I am trying to find a relation to the following two problems:
Problem 1: Mary bought $14$ different baseball cards, and wants to give all of them to her son Jack over $7$ days. In how many ways can she do this?
$\underline{Solution}$:
The total number of ways she can do this $7^{14}$ since there are $n^k$ ways to distribute $k$ distinguishable objects into $n$ distinguishable boxes. QED
Problem 2: How many $4$-letter words can we make with $26$ letters?
$\underline{Solution}$:
There are $26^4$ ways of making $4$-letter words with $26$ letters, as for the first slot of the $4$-letter word, there are $26$ choices of letters, for the second slot of the $4$-letter word, there are $26$ choices of letters, etc. So we get $26\times 26 \times 26 \times 26=26^4$ by the multiplication rule. QED
Now I would like to relate the two problems since both solutions are of the same form. Therefore for:
Problem 1 I can say the first card has $7$ choices of days to be given on, the second card has $7$ choices of days to be given on, etc. So there are $7 \times 7 \ldots \times 7=7^{14}$ ways of distributing $14$ cards over $7$ days.

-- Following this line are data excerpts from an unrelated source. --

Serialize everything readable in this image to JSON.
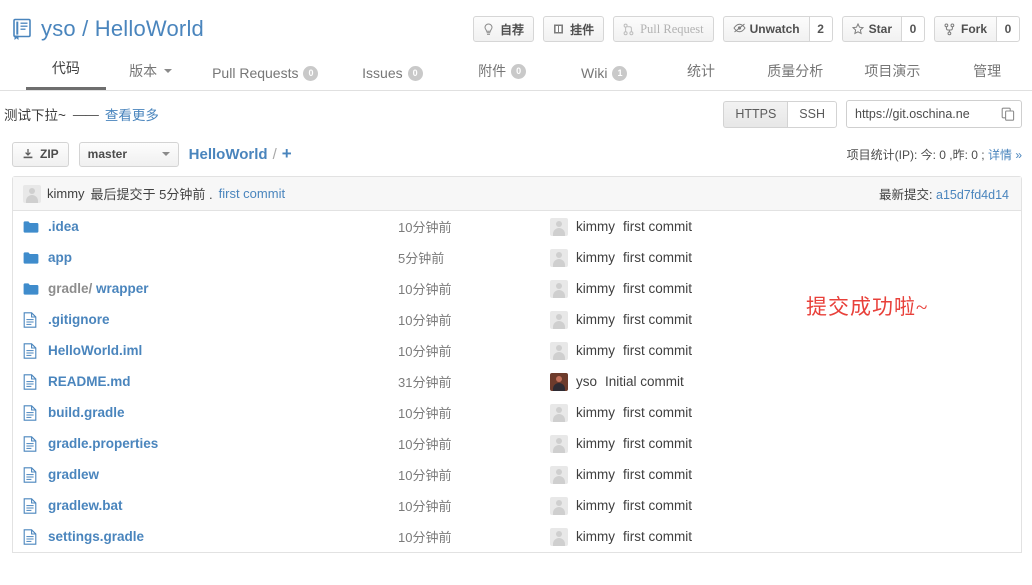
{
  "header": {
    "owner": "yso",
    "separator": " / ",
    "repo": "HelloWorld",
    "book_icon": "book-icon",
    "actions": [
      {
        "label": "自荐",
        "icon": "lightbulb-icon",
        "count": null,
        "muted": false
      },
      {
        "label": "挂件",
        "icon": "widget-icon",
        "count": null,
        "muted": false
      },
      {
        "label": "Pull Request",
        "icon": "pull-request-icon",
        "count": null,
        "muted": true
      },
      {
        "label": "Unwatch",
        "icon": "eye-icon",
        "count": "2",
        "muted": false
      },
      {
        "label": "Star",
        "icon": "star-icon",
        "count": "0",
        "muted": false
      },
      {
        "label": "Fork",
        "icon": "fork-icon",
        "count": "0",
        "muted": false
      }
    ]
  },
  "nav": {
    "tabs": [
      {
        "label": "代码",
        "badge": null,
        "active": true,
        "caret": false
      },
      {
        "label": "版本",
        "badge": null,
        "active": false,
        "caret": true
      },
      {
        "label": "Pull Requests",
        "badge": "0",
        "active": false,
        "caret": false
      },
      {
        "label": "Issues",
        "badge": "0",
        "active": false,
        "caret": false
      },
      {
        "label": "附件",
        "badge": "0",
        "active": false,
        "caret": false
      },
      {
        "label": "Wiki",
        "badge": "1",
        "active": false,
        "caret": false
      },
      {
        "label": "统计",
        "badge": null,
        "active": false,
        "caret": false
      },
      {
        "label": "质量分析",
        "badge": null,
        "active": false,
        "caret": false
      },
      {
        "label": "项目演示",
        "badge": null,
        "active": false,
        "caret": false
      },
      {
        "label": "管理",
        "badge": null,
        "active": false,
        "caret": false
      }
    ]
  },
  "description": {
    "text": "测试下拉~",
    "dash": "——",
    "more_link": "查看更多"
  },
  "clone": {
    "https_label": "HTTPS",
    "ssh_label": "SSH",
    "url_value": "https://git.oschina.ne",
    "url_placeholder": "https://git.oschina.net/",
    "copy_icon": "copy-icon"
  },
  "toolbar": {
    "zip_label": "ZIP",
    "zip_icon": "download-icon",
    "branch_label": "master",
    "breadcrumb_repo": "HelloWorld",
    "breadcrumb_sep": "/",
    "breadcrumb_plus": "+",
    "stats_text": "项目统计(IP): 今: 0 ,昨: 0 ;",
    "stats_link": "详情 »"
  },
  "commit_bar": {
    "author": "kimmy",
    "text": "最后提交于 5分钟前 .",
    "message": "first commit",
    "latest_label": "最新提交:",
    "latest_sha": "a15d7fd4d14"
  },
  "files": [
    {
      "name": ".idea",
      "dim_prefix": "",
      "type": "folder",
      "time": "10分钟前",
      "author": "kimmy",
      "message": "first commit",
      "avatar": "gray"
    },
    {
      "name": "app",
      "dim_prefix": "",
      "type": "folder",
      "time": "5分钟前",
      "author": "kimmy",
      "message": "first commit",
      "avatar": "gray"
    },
    {
      "name": "wrapper",
      "dim_prefix": "gradle/",
      "type": "folder",
      "time": "10分钟前",
      "author": "kimmy",
      "message": "first commit",
      "avatar": "gray"
    },
    {
      "name": ".gitignore",
      "dim_prefix": "",
      "type": "file",
      "time": "10分钟前",
      "author": "kimmy",
      "message": "first commit",
      "avatar": "gray"
    },
    {
      "name": "HelloWorld.iml",
      "dim_prefix": "",
      "type": "file",
      "time": "10分钟前",
      "author": "kimmy",
      "message": "first commit",
      "avatar": "gray"
    },
    {
      "name": "README.md",
      "dim_prefix": "",
      "type": "file",
      "time": "31分钟前",
      "author": "yso",
      "message": "Initial commit",
      "avatar": "color"
    },
    {
      "name": "build.gradle",
      "dim_prefix": "",
      "type": "file",
      "time": "10分钟前",
      "author": "kimmy",
      "message": "first commit",
      "avatar": "gray"
    },
    {
      "name": "gradle.properties",
      "dim_prefix": "",
      "type": "file",
      "time": "10分钟前",
      "author": "kimmy",
      "message": "first commit",
      "avatar": "gray"
    },
    {
      "name": "gradlew",
      "dim_prefix": "",
      "type": "file",
      "time": "10分钟前",
      "author": "kimmy",
      "message": "first commit",
      "avatar": "gray"
    },
    {
      "name": "gradlew.bat",
      "dim_prefix": "",
      "type": "file",
      "time": "10分钟前",
      "author": "kimmy",
      "message": "first commit",
      "avatar": "gray"
    },
    {
      "name": "settings.gradle",
      "dim_prefix": "",
      "type": "file",
      "time": "10分钟前",
      "author": "kimmy",
      "message": "first commit",
      "avatar": "gray"
    }
  ],
  "annotation": {
    "text": "提交成功啦~",
    "color": "#e8403a"
  },
  "colors": {
    "link": "#4a85bd",
    "accent_red": "#e8403a",
    "text": "#3f3f3f",
    "muted": "#7b7b7b",
    "border": "#e2e2e2"
  }
}
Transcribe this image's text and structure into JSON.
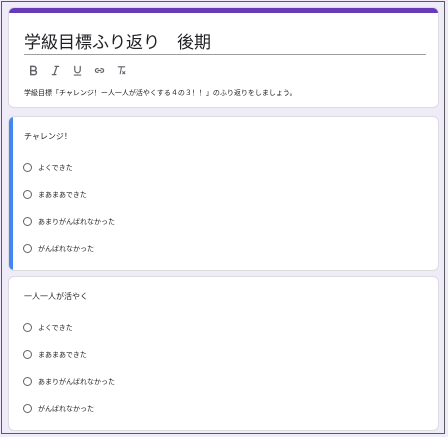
{
  "form": {
    "title": "学級目標ふり返り　後期",
    "description": "学級目標「チャレンジ！ー人一人が活やくする４の３！！」のふり返りをしましょう。",
    "toolbar": [
      "bold-icon",
      "italic-icon",
      "underline-icon",
      "link-icon",
      "clear-format-icon"
    ],
    "theme_color": "#673ab7",
    "background_color": "#f0ebf8",
    "active_accent_color": "#4285f4"
  },
  "questions": [
    {
      "title": "チャレンジ！",
      "options": [
        "よくできた",
        "まあまあできた",
        "あまりがんばれなかった",
        "がんばれなかった"
      ]
    },
    {
      "title": "一人一人が活やく",
      "options": [
        "よくできた",
        "まあまあできた",
        "あまりがんばれなかった",
        "がんばれなかった"
      ]
    }
  ]
}
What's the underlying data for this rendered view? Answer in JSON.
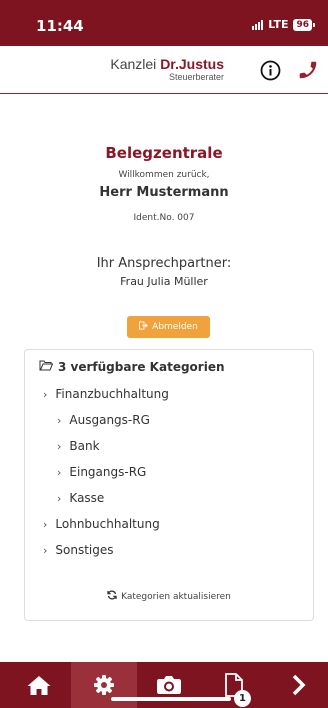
{
  "status_bar": {
    "time": "11:44",
    "network": "LTE",
    "battery": "96"
  },
  "header": {
    "brand_prefix": "Kanzlei ",
    "brand_name": "Dr.Justus",
    "brand_sub": "Steuerberater",
    "icons": [
      "info-icon",
      "phone-icon"
    ],
    "accent_color": "#8b1626"
  },
  "main": {
    "title": "Belegzentrale",
    "welcome": "Willkommen zurück,",
    "user_name": "Herr Mustermann",
    "ident": "Ident.No. 007",
    "contact_heading": "Ihr Ansprechpartner:",
    "contact_name": "Frau Julia Müller",
    "logout_label": "Abmelden",
    "logout_color": "#f0a23c"
  },
  "categories": {
    "heading": "3 verfügbare Kategorien",
    "items": [
      {
        "label": "Finanzbuchhaltung",
        "level": 0
      },
      {
        "label": "Ausgangs-RG",
        "level": 1
      },
      {
        "label": "Bank",
        "level": 1
      },
      {
        "label": "Eingangs-RG",
        "level": 1
      },
      {
        "label": "Kasse",
        "level": 1
      },
      {
        "label": "Lohnbuchhaltung",
        "level": 0
      },
      {
        "label": "Sonstiges",
        "level": 0
      }
    ],
    "refresh_label": "Kategorien aktualisieren"
  },
  "tabbar": {
    "tabs": [
      "home-icon",
      "settings-icon",
      "camera-icon",
      "document-icon",
      "chevron-right-icon"
    ],
    "active": "settings-icon",
    "document_badge": "1"
  }
}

Problem 2 I can say there are $4$ distinguishable objects (positions of each letter in the $4$-letter i.e. slot$_1$, slot$_2$, slot$_3$, slot$_4$) and $26$ distinguishable boxes (letters) so there are $26^4$ ways of distributing $4$ slots into $26$ letters.

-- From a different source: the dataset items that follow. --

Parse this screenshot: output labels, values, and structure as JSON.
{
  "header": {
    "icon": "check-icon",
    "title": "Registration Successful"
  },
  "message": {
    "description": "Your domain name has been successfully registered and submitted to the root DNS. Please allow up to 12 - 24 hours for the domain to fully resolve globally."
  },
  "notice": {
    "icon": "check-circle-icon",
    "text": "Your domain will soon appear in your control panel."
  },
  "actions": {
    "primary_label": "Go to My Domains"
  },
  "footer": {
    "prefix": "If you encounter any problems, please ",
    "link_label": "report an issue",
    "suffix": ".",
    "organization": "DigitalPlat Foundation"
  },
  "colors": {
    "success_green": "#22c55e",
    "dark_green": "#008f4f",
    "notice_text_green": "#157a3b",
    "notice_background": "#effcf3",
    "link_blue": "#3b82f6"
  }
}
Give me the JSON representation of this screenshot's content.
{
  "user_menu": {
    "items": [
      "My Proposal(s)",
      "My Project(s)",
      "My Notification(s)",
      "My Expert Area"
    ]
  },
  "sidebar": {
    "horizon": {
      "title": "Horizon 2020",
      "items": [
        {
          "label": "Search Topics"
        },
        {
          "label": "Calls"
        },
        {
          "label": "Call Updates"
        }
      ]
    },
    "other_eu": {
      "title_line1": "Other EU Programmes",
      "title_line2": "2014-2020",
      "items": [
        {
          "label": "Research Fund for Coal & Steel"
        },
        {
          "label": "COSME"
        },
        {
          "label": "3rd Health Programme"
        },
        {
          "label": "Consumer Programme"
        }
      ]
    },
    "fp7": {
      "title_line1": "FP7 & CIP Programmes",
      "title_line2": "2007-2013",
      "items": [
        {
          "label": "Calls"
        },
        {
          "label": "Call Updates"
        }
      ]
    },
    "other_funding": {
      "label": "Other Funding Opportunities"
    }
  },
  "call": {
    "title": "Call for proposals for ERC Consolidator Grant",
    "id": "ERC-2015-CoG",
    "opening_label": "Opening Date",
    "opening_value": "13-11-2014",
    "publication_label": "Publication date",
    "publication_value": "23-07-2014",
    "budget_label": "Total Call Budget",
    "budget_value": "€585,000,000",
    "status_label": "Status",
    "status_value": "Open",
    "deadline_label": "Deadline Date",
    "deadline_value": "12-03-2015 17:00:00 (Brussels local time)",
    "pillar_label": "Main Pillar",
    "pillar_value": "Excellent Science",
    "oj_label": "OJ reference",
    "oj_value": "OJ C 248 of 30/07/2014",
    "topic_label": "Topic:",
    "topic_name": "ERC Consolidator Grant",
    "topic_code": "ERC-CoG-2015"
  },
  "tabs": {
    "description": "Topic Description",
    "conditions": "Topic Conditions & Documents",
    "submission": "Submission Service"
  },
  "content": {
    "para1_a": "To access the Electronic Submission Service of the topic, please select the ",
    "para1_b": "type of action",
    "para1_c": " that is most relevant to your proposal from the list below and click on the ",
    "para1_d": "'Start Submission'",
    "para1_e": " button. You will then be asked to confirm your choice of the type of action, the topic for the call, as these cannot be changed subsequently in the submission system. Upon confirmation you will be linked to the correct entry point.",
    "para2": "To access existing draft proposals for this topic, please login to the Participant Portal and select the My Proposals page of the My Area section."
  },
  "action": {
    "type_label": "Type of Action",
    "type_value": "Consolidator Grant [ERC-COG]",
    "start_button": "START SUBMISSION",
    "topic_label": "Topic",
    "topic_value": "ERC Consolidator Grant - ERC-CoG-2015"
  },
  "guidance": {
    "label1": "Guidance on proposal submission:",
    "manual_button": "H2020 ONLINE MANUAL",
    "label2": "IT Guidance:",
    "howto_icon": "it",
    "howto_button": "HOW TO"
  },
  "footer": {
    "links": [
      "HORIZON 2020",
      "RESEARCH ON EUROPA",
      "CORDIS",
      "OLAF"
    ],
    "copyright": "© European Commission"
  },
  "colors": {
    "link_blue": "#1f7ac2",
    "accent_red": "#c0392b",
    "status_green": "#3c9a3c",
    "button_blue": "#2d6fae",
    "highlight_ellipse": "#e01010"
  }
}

In Problem 1 it makes sense to think of it both ways, but for Problem 2 we clearly have to do some mental acrobatics for it to make sense, which could lead to some confusion about what to consider boxes and what to consider objects. Namely, I am confused about how to think of the following problem:
A retired person chooses randomly one of the six distinguishable parks of his town every day and spends the day there hiking. How many different ways can he spend $10$ days?
I want to say $6^{10}$ as the first day he has $6$ choices, on the second day he has $6$ choices, etc. But I also want to say $10^6$ because this smells like the Problem 1. PLEASE HELP ME
Anything you offer is greatly appreicated. I am losing my mind
In "Problem 1", the number of choices is $7$ while the number of times the choice is made is $14$. In "Problem 2", there are $26$ choices of letter and you make that choice $4$ times, so there are $26^4$ possible 4-letter outcomes. For the retired person, the number of choices is $6$ while the number of times he must make that choice is $10$. So, you are correct that it is $6^{10}$.